Saturday, 6 March 2010

Better qualifications = better advice?

Financial advisers are being pushed to improve their qualifications. Seems a good idea, but will it result in better advice?.

If you have a financial adviser, there’s a fair chance that he or she will be studying for an exam of one kind or another. It isn’t all that long ago that advisers were first required to gain a qualification. It was called the Financial Planning Certificate – FPC – and a lot of advisers made a terrible fuss about having to get it. Believe me, it wasn’t hard.


The bar is about to be raised again, and once again there is an argument along the lines of “I’ve been doing this job for 35 years, and I’ve never had a complaint, so why on earth should I be put through all this?”


Part of me has no sympathy with this view, and wants to tell the old timers to stop watching East Enders and get on with the studying. Another part pauses, and wonders what really makes a good adviser. Then I reflect on some of the ones I came across before I came into the industry, and many I have met since.


They have a problem, which is that the regulator is convinced that they are simple sales people. The regulator clearly thinks that what we consumers buy is financial products. And the regulator is wrong. Some of us buy reassurance. We want to be told that we’re doing the right thing. Some of us buy back our own time. We could do more for ourselves but we are just too busy. Some of us buy convenience. We like someone else to keep an eye on things, pull it all together and, from time to time, to tell us where we stand. Some of us buy status. We actually like our neighbours to know that the chap who turned up the other night in the Jag was our financial adviser.

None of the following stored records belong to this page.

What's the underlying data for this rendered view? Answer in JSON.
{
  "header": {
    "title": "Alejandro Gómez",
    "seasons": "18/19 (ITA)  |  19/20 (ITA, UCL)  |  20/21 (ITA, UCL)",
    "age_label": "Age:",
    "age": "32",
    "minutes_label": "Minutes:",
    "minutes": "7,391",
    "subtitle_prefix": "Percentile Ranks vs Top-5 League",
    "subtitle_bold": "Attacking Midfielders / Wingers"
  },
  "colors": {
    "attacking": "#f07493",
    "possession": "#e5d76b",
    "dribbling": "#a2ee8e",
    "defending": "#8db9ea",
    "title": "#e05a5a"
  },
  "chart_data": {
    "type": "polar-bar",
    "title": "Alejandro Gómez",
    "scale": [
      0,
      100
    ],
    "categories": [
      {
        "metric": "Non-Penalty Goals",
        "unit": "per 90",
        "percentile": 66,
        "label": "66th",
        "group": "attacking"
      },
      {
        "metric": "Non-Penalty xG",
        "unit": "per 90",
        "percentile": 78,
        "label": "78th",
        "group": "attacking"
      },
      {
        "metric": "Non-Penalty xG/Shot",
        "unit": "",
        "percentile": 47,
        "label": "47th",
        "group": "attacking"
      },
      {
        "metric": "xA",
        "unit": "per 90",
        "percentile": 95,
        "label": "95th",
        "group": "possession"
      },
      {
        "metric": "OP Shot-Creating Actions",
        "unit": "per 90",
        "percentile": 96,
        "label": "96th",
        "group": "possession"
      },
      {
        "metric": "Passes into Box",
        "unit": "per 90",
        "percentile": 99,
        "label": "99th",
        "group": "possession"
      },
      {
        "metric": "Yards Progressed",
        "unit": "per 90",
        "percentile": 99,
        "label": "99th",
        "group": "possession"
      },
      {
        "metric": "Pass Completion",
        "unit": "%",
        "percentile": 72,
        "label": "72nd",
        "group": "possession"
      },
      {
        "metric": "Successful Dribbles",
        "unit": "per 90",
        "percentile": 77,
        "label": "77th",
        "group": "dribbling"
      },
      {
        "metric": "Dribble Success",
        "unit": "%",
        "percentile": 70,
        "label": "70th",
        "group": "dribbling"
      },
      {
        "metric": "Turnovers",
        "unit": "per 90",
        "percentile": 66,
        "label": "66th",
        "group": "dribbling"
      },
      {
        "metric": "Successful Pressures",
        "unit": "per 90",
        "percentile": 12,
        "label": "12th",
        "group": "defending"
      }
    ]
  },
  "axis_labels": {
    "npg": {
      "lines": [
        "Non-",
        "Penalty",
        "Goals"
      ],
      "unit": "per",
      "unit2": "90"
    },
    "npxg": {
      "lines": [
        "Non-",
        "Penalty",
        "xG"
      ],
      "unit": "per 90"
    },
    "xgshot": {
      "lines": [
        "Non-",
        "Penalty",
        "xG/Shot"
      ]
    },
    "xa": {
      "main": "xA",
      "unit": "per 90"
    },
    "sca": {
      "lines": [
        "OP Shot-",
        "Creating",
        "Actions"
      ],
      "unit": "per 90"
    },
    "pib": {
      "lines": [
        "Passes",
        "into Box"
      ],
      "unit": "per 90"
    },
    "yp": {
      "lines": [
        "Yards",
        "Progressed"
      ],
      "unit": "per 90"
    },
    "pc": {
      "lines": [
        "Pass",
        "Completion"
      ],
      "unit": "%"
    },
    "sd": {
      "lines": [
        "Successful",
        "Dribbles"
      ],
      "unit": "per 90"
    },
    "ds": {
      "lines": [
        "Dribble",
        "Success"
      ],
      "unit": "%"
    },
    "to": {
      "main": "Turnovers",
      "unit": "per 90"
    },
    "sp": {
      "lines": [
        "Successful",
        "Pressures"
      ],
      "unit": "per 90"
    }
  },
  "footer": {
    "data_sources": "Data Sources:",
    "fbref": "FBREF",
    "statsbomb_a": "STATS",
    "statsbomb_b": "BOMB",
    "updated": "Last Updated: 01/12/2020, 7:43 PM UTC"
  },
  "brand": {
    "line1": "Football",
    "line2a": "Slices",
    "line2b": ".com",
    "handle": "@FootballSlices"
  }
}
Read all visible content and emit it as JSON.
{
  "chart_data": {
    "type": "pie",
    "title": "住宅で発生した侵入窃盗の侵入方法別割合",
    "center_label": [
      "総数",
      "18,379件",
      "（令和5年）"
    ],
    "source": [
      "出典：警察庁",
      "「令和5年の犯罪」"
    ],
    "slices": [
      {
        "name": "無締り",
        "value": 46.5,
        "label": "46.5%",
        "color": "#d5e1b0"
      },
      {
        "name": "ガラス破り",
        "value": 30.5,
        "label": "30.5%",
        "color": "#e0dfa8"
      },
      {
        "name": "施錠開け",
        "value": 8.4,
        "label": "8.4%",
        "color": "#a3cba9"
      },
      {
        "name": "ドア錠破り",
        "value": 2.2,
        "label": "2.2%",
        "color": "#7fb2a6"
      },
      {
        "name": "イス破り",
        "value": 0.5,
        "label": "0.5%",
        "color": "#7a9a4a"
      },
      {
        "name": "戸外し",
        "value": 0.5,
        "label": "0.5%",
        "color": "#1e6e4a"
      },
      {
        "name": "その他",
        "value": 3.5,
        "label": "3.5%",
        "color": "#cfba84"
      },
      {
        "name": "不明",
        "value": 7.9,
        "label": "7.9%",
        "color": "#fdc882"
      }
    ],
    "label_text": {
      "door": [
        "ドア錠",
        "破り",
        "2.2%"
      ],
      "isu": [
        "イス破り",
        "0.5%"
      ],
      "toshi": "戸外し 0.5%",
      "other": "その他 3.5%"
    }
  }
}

So the first thing an adviser ought to be thinking about when he or she meets us for the first time is what it is that we really want to buy. A good adviser has two eyes, two ears and one gob and if he uses them in that proportion he won’t go far wrong.


But the adviser’s head is full of rules and regulations that are about him, not about us. I can count on the fingers of one hand the number of good listeners I have come across among hundreds, if not thousands, of financial advisers.


So are we all going to get better advice when the person selling us a straightforward ISA has passed all the exams? Personally, I doubt it. Most of the people in the banks and insurance companies that brought the world to its knees last year were brilliant. Most had PhDs from the best schools. They lacked a couple of things that good financial advisers need, that must be learned, can’t be taught, and can’t be tested in an exam room. Common sense and common humanity.


Spare a thought for your adviser and his or her struggles with the studies, but if you’ve a choice between a qualified and a highly qualified adviser, choose the one you think is most interested in you.